Today I took the kids to the park. We sat by the pond, which is toward the bottom of a big hill, and let them take off their masks and drink some water. We were at least 15 feet away from anyone, and then an older woman yelled down the hill at us: “I hope they’re wearing masks.” I just stared at her, because was this really happening, but also, I mean, obviously they weren’t wearing masks? “ARE THEY TWO? I DON’T THINK SHE’S TWO,” the woman yelled, referring to Alice. The Massachusetts order that goes into place on Wednesday says all kids over two have to wear them if you can’t socially distance. I wanted to scream “IT’S IF YOU CAN’T SOCIALLY DISTANCE,” and my addled brain was thinking “It starts Wednesday” and “wait but we have masks, they’re just not on right this very second.” Also “my gigantic almost four-year-old also clearly isn’t two, you fuck.”
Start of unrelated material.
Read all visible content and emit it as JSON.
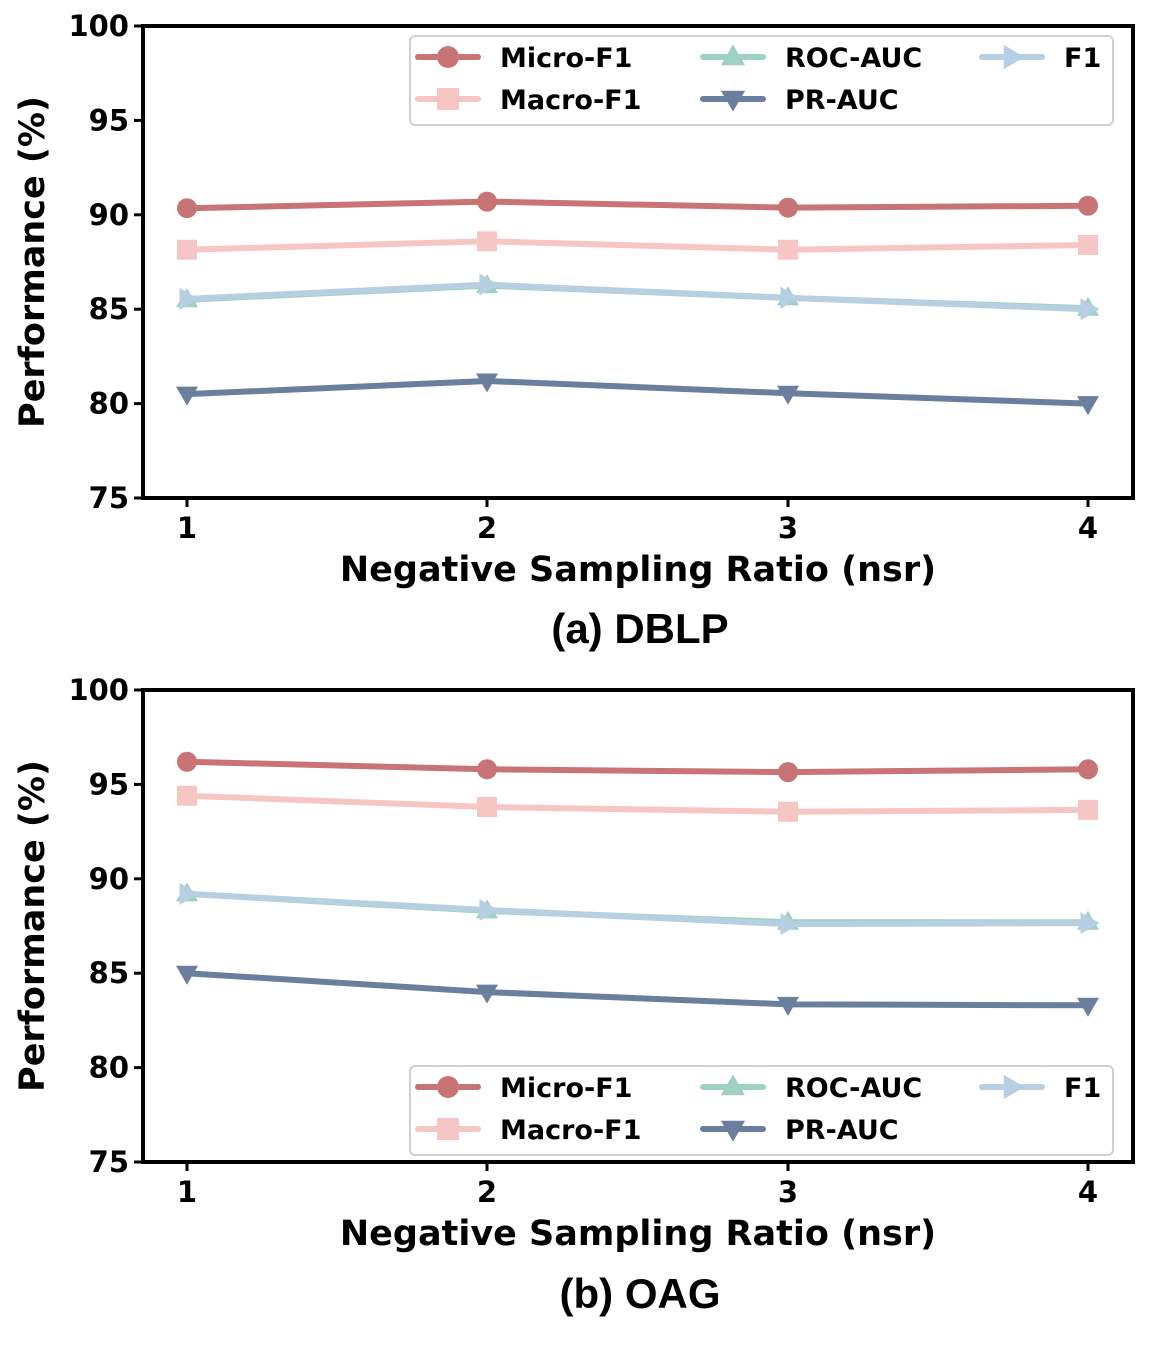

The kids were oblivious to this all, “feeding” the ducks pieces of grass, which the ducks were not interested in but obligingly checked out every time. I said nothing, I just looked at her from far away and wished for her death, and she kept going on her solitary walk. When it was time for us to move on, I made the kids put their masks on, turning my back on the stroller momentarily. Hugh was whining, as usual, about the mask, while I yelled at him and forced the straps around his ears under his scooter helmet, and then he suddenly pointed and I looked behind me and the stroller, with Eileen in it, was rolling right down the hill toward the pond. I ran and grabbed it when it was about a foot away. It would have been fine. It would all have been fine, but. “Thank you, thank you for telling me even though you were so mad at me,” I said to him. We went home, sniping all the way. When we got there I turned them over to Kevin and, on this beautiful 75 degree day, lay in bed with the covers over my head for one hour, just hating that mask woman.